Dette américaine - La bombe

Crise mondiale — crise financière


La santé financière de bien des États américains présente plusieurs similarités avec celles, bien documentées, de la... Grèce! Comme ce pays, les gouvernements locaux ont maquillé les chiffres. Comme ce pays, ils ont administré le bien public en dépit du bon sens. Résultat, la combinaison des énigmes monétaires que posent ces États constitue une bombe à retardement.
La population de l'Illinois avoisine les 13 millions de personnes. Celle de la Grèce excède de peu les 11 millions. Comme la Grèce, cet État du nord, cet État industrialisé, vient d'être décoté par l'agence de notation Fitch. La cause principale de cette réduction de la valeur «Illinois» tient en peu de mots: son «retard» à remplir ses obligations financières se chiffre désormais à 9 milliards. Selon le commentaire du contrôleur général, l'Illinois fait face à un «désastre fiscal». Ailleurs, c'est peu reluisant. C'est passablement inquiétant.
Prenons la Californie, l'État le plus populeux du pays — près de 38 millions d'habitants. Depuis deux ans, voire trois, c'est un secret de Polichinelle que sa santé financière est vacillante. On sait moins, beaucoup moins, qu'on jongle sans pudeur avec les faits comptables. De prime abord, la dette est de 8 % du PIB. Mais lorsqu'on inclut les engagements contenus dans le fonds de pension de ses fonctionnaires, on atteint les 37 %.
Pour illustrer les mécanismes peu reluisants auxquels certains États ont recours, on va faire un détour au New Hampshire. La Cour suprême de ce dernier vient d'ordonner au gouvernement le remboursement des 110 millions qu'il avait puisés dans l'assurance contre d'éventuelles erreurs médicales. À cet égard, il faut préciser que le New Hampshire avait imité la magouille analogue qu'avait conçue en 2002 le Colorado.
En fait, pour faire court, deux États — seulement deux — affichent un bon bulletin: le Montana et le Dakota du Nord. Tous les autres présentent les stigmates d'une crise financière plus ou moins analogue, affirment bien des économistes, à celle qui a fait tanguer la zone euro tout le printemps. Si, à l'instar de ce qui a été constaté avec la Grèce, les investisseurs hésitent à acheter les obligations des États, ces derniers seront confrontés à un étranglement du crédit.
Certes, il existe un système de solidarité fédérale.
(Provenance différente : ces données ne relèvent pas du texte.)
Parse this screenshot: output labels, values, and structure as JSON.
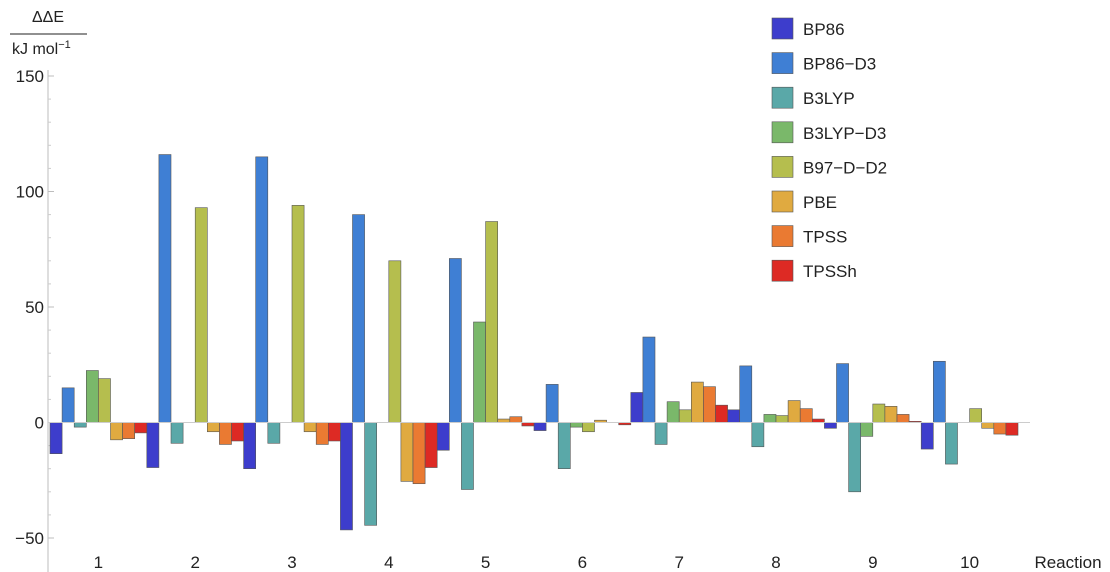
{
  "chart_data": {
    "type": "bar",
    "ylabel_numerator": "ΔΔE",
    "ylabel_denominator": "kJ mol",
    "ylabel_exponent": "−1",
    "xlabel": "Reaction",
    "ylim": [
      -55,
      155
    ],
    "yticks": [
      {
        "value": -50,
        "label": "−50"
      },
      {
        "value": 0,
        "label": "0"
      },
      {
        "value": 50,
        "label": "50"
      },
      {
        "value": 100,
        "label": "100"
      },
      {
        "value": 150,
        "label": "150"
      }
    ],
    "categories": [
      "1",
      "2",
      "3",
      "4",
      "5",
      "6",
      "7",
      "8",
      "9",
      "10"
    ],
    "legend_position": "top-right",
    "series": [
      {
        "name": "BP86",
        "color": "#3d3dcc",
        "values": [
          -13.5,
          -19.5,
          -20,
          -46.5,
          -12,
          -3.5,
          13,
          5.5,
          -2.5,
          -11.5
        ]
      },
      {
        "name": "BP86−D3",
        "color": "#3f7fd4",
        "values": [
          15,
          116,
          115,
          90,
          71,
          16.5,
          37,
          24.5,
          25.5,
          26.5
        ]
      },
      {
        "name": "B3LYP",
        "color": "#5aa8a8",
        "values": [
          -2,
          -9,
          -9,
          -44.5,
          -29,
          -20,
          -9.5,
          -10.5,
          -30,
          -18
        ]
      },
      {
        "name": "B3LYP−D3",
        "color": "#7ab86a",
        "values": [
          22.5,
          0,
          0,
          0,
          43.5,
          -2,
          9,
          3.5,
          -6,
          0
        ]
      },
      {
        "name": "B97−D−D2",
        "color": "#b5be4e",
        "values": [
          19,
          93,
          94,
          70,
          87,
          -4,
          5.5,
          3,
          8,
          6
        ]
      },
      {
        "name": "PBE",
        "color": "#e0aa40",
        "values": [
          -7.5,
          -4,
          -4,
          -25.5,
          1.5,
          1,
          17.5,
          9.5,
          7,
          -2.5
        ]
      },
      {
        "name": "TPSS",
        "color": "#ea7a32",
        "values": [
          -7,
          -9.5,
          -9.5,
          -26.5,
          2.5,
          0,
          15.5,
          6,
          3.5,
          -5
        ]
      },
      {
        "name": "TPSSh",
        "color": "#dd2a24",
        "values": [
          -4.5,
          -8,
          -8,
          -19.5,
          -1.5,
          -1,
          7.5,
          1.5,
          0.5,
          -5.5
        ]
      }
    ]
  }
}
Le hic, c'est que cela fait des mois et des mois que Washington aide directement ou indirectement les États. Le gouvernement central a déjà dépensé des centaines de millions afin de soutenir les émissions de la Californie, de la Floride ou d'ailleurs. Qu'on y songe, si l'Alaska et le Rhode Island étaient des nations indépendantes, personne n'achèterait leurs titres.
Le délabrement des finances publiques a atteint un tel degré qu'il explique, en partie seulement, mais en partie tout de même, la retenue, la prudence, le comportement de fourmi dont font preuve les fonds d'investissement, les sociétés non financières et les ménages. Ils économisent, ils thésaurisent, ils mettent de côté les espèces sonnantes, les uns parce qu'ils sont échaudés par la crise de 2008-2009, les autres parce qu'ils ont peur. Résultat? La masse des liquidités disponibles vient d'atteindre un sommet jamais vu en 50 ans.
Au cours du premier trimestre de l'année en cours, les économies des entreprises non financières ont augmenté de 27 % au cours du trimestre correspondant pour atteindre les 1000 milliards 800 millions. Quant aux ménages américains, leurs bas de laine combinés totalisent les 8000 milliards! Personne ne se mouille. Tout le monde est en attente. Conséquence? L'économie est grippée.
Selon une enquête menée sur ce sujet par la rédaction de Bloomberg-Business Week, cet immobilisme met en lumière des hésitations découlant de la crise de l'euro, de la nouvelle réglementation financière aux États-Unis, de la volonté affichée du gouvernement chinois d'éviter la surchauffe et bien évidemment des bilans comptables des États et villes d'Amérique. Les uns et les autres s'abstiennent d'investir parce qu'ils essaient de décrypter les ramifications potentielles des facteurs évoqués.
En attendant qu'ils y parviennent, le président Barack Obama a posé un geste passé quelque peu inaperçu. Il a fait de Bill Clinton, pour ainsi dire, son nouveau conseiller économique. L'ex-président vient de se joindre, pour ainsi dire (bis), à l'équipe officielle. Lors d'une rencontre à la Maison-Blanche avec les patrons des grandes compagnies, Obama était flanqué de Clinton. Cet exercice, dit-on, va se répéter. L'objectif est simple: décrisper les relations qui existent entre les uns et les autres.